I recently took up the sport, and find the gadget interesting. But what really struck me was the casual use of Zuckerberg’s name in the headline, and how it was used in context of the ecosystem that has sprung up in the past five or so years around entrepreneurship. Don’t get me wrong, I think incubators and accelerators are important components of our business ecosystem. But I’ve always liked the fact that anyone with a great idea, access to the Internet, and an unrelenting will can spark a world beating company simply by standing up code on the Internet, and/or leveraging the information and relationship network that is the web.  That’s how Facebook started, after all. And Google, and Amazon, Twitter and eBay, and countless others. No gatekeepers, no contests, no hackathons or pre-seed rounds. A great idea, and a great platform: the Web.

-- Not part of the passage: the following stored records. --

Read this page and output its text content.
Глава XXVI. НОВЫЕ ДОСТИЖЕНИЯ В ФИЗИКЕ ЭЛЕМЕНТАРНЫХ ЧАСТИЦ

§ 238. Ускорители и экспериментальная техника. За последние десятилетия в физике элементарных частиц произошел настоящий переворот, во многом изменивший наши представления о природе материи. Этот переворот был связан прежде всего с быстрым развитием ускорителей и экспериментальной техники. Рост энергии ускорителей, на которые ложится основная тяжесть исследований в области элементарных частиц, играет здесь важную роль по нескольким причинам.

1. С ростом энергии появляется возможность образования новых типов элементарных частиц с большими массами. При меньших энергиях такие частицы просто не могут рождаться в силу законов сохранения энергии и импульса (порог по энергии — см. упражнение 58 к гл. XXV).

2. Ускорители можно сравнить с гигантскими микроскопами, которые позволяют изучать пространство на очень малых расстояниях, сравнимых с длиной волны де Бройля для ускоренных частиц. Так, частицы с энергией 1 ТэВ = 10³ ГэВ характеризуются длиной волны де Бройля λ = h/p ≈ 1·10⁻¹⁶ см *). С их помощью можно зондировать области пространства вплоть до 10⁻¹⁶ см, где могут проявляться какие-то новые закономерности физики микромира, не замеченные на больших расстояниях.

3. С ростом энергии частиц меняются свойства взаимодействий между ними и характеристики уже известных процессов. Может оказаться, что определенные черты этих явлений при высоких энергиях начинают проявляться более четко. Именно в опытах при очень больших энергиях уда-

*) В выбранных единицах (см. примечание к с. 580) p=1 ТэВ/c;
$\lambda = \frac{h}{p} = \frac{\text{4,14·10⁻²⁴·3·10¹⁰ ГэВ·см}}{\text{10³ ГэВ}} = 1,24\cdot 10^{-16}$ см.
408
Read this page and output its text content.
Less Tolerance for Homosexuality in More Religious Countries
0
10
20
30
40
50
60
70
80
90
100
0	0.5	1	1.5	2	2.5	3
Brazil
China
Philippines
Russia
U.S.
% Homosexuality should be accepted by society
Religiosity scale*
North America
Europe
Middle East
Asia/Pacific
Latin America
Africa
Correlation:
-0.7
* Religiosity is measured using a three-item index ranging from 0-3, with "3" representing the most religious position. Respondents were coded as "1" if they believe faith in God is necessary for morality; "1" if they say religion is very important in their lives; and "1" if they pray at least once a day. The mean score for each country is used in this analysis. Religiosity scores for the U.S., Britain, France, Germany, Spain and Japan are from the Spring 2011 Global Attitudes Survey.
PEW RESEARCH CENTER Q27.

I wonder if the next Larry Page or Mark Zuckerberg would ever start at Lightspeed, Y Combinator, or TechStars. Certainly amazing companies and ideas have come from inside those estimable establishments, and more will come in the future. But the peculiar fire which drives folks who are truly “the next Zuckerberg” – I wonder if that fire needs stoking from anything else than the Internet itself. If we institutionalize that fire, I think we lose something. A simple page on the open web, offering a service, waiting to be engaged with, to learn from that engagement, to rapidly iterate and grow, to fall down and fail and try again.